The first step is to master the fundamental data structures of your language, whether it’s the array or the list. These data structures form the basis for many of the advanced data structures used in programming. You can find exercises you can use to practice your mastery of these data structures in any computer programming textbook or online at one of the many computer programming tutorial sites.

As you’re mastering these fundamental data structures, you should also be working to gain mastery over two fundamental algorithms that use arrays and lists – searching and sorting.
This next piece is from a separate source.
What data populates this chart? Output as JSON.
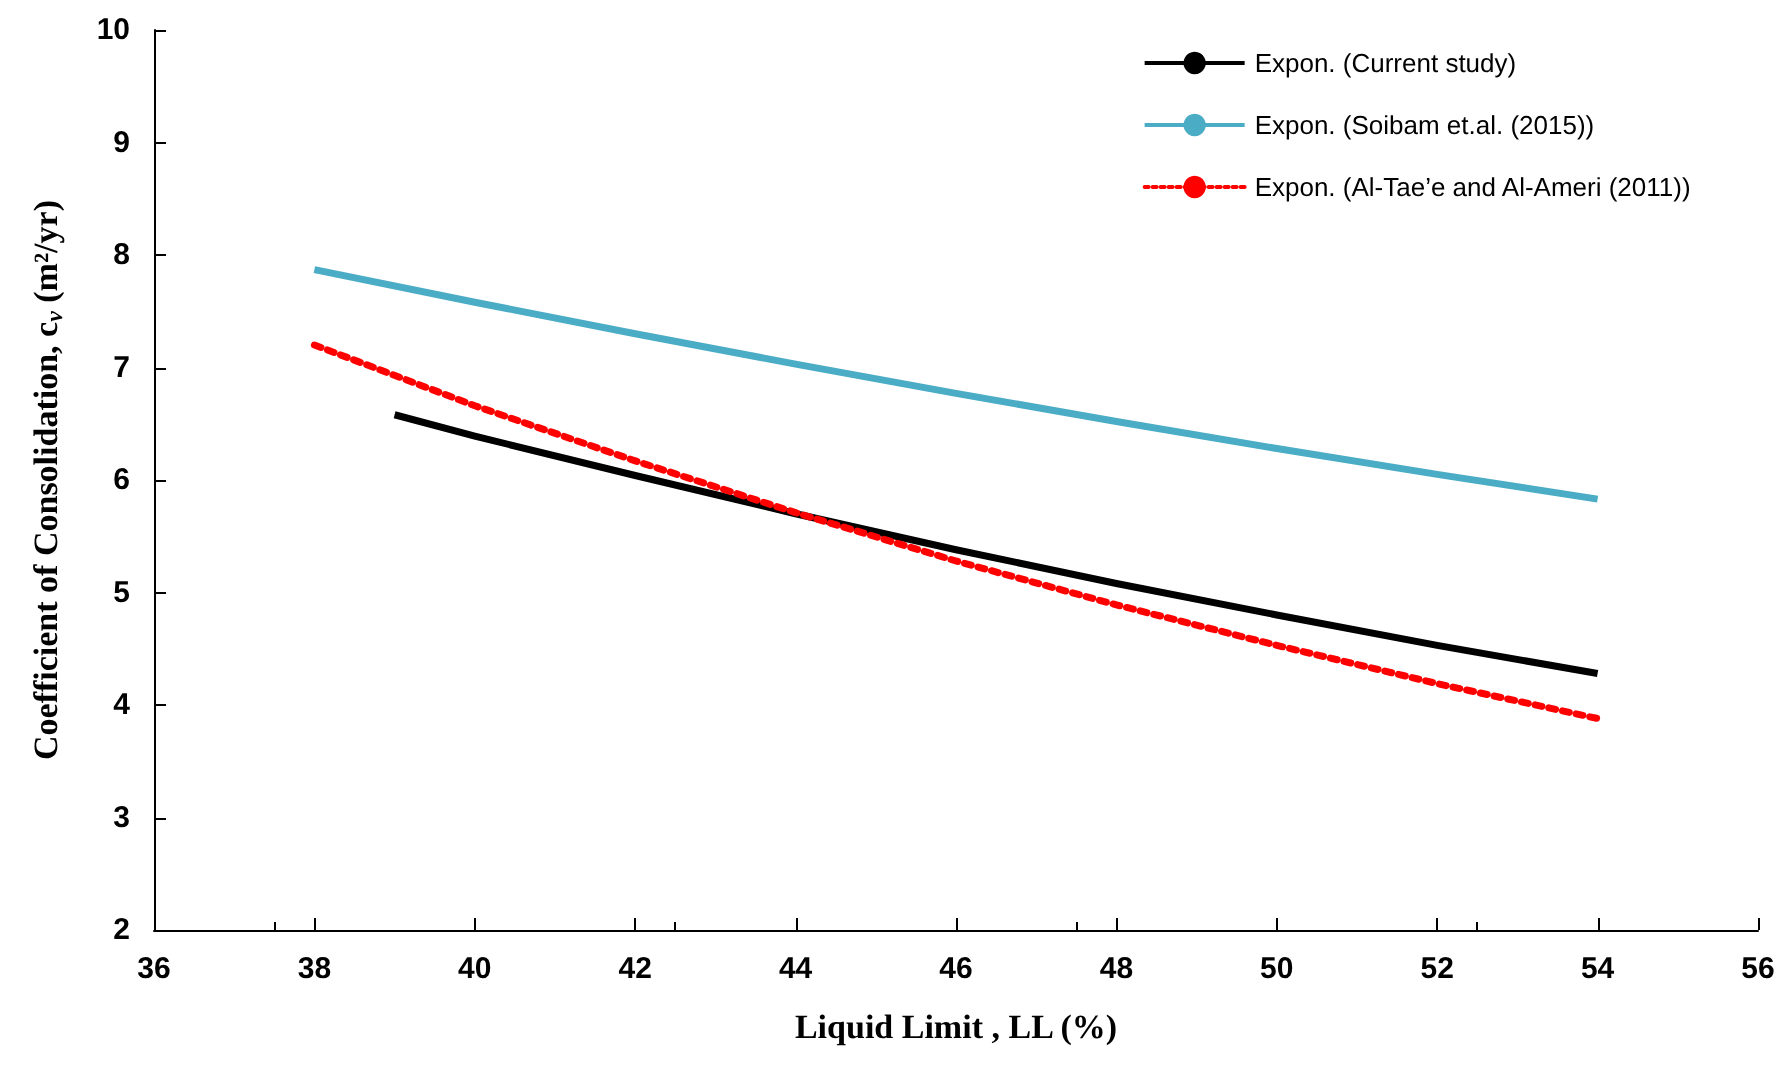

Learning how to search through an array or list will help you later when you learn more advanced searching algorithms, such as heuristic search. The two fundamental searching algorithms you should learn first are linear search and binary search.

After searching, the next most common task to perform on a set of sequential data (the type of data typically stored in a list or array) is sorting. There are several elementary sorting algorithms that should be learned (insertion, bubble, shell) before moving on to the more advanced sorting algorithms (QuickSort and MergeSort).

These algorithms can also be found in any computer programming textbook and there are also several excellent online sources you can use to learn how to use these algorithms.

Once these fundamental data structures and algorithms are mastered, students should move on and master more complex data structures and algorithms. It would take too long to mention all the data structures specifically, but the general groups are trees, graphs, hash tables, and heaps. Each of these data structures has their own set of algorithms that are used to search the data stored in them.

Where to Find Problems to Solve

The best place to learn about advanced data structures and algorithms is initially in one of the many computer science textbooks written on these topics. The problem with these books is that, for the working programmer, the material is too theoretical. What the working programmer really needs to know is how is a data structure or algorithm used in practical applications and where do I find it in a particular language’s library, or if its not found in a library, how do I implement it for a practical application?

I have found that the best place to work on these skills is by working through a book on programming problems for job interviews. While the use of this type of problem solving in job interviews is controversial, the material the books cover is quite practical and can really help programmers gain more mastery over their craft.

Three of these books that I’ve found useful are: Programming Interviews Exposed by John Mongan and Noah Kindler; Cracking the Coding Interview by Gayle McDowell; and Daily Coding Problem by Lawrence Wu and Andrew Miller.

Here are two examples of problems from Daily Coding Problem, starting with a data structure problem followed by an algorithm problem:

Given a sorted array, convert it into a height-balanced binary search tree.

Given an array of strictly the characters, R, G, and B, segregate the values of the array so that all the Rs come first, the Gs come second, and the Bs come last. You can only swap elements of the array.

The beauty of books like Daily Coding Problem is that they not only provide you with challenging problems to solve and the solutions, but they also provide good explanations of the solutions so the reader can better use this information on a job interview. An important facet of deliberate practice is that the developing expert must have access to good, immediate feedback.

All programmers, even those not looking for new jobs, should be working out of one of these books on a regular basis.

Expertise is a Journey, Not a Destination

Becoming an expert computer programmer is an ongoing process. Regardless of where you are in your mastery of computer programming, there is always a next level you can, and should be, striving to obtain. If you think you can get to a point where your programming education is finished, you are wrong. The best thing you can do is recognize that to become a truly expert computer programming, you must embrace the fact that the journey never ends and learning to love the process of becoming an expert computer programmer is more important than achieving complete mastery, because complete mastery is impossible to obtain.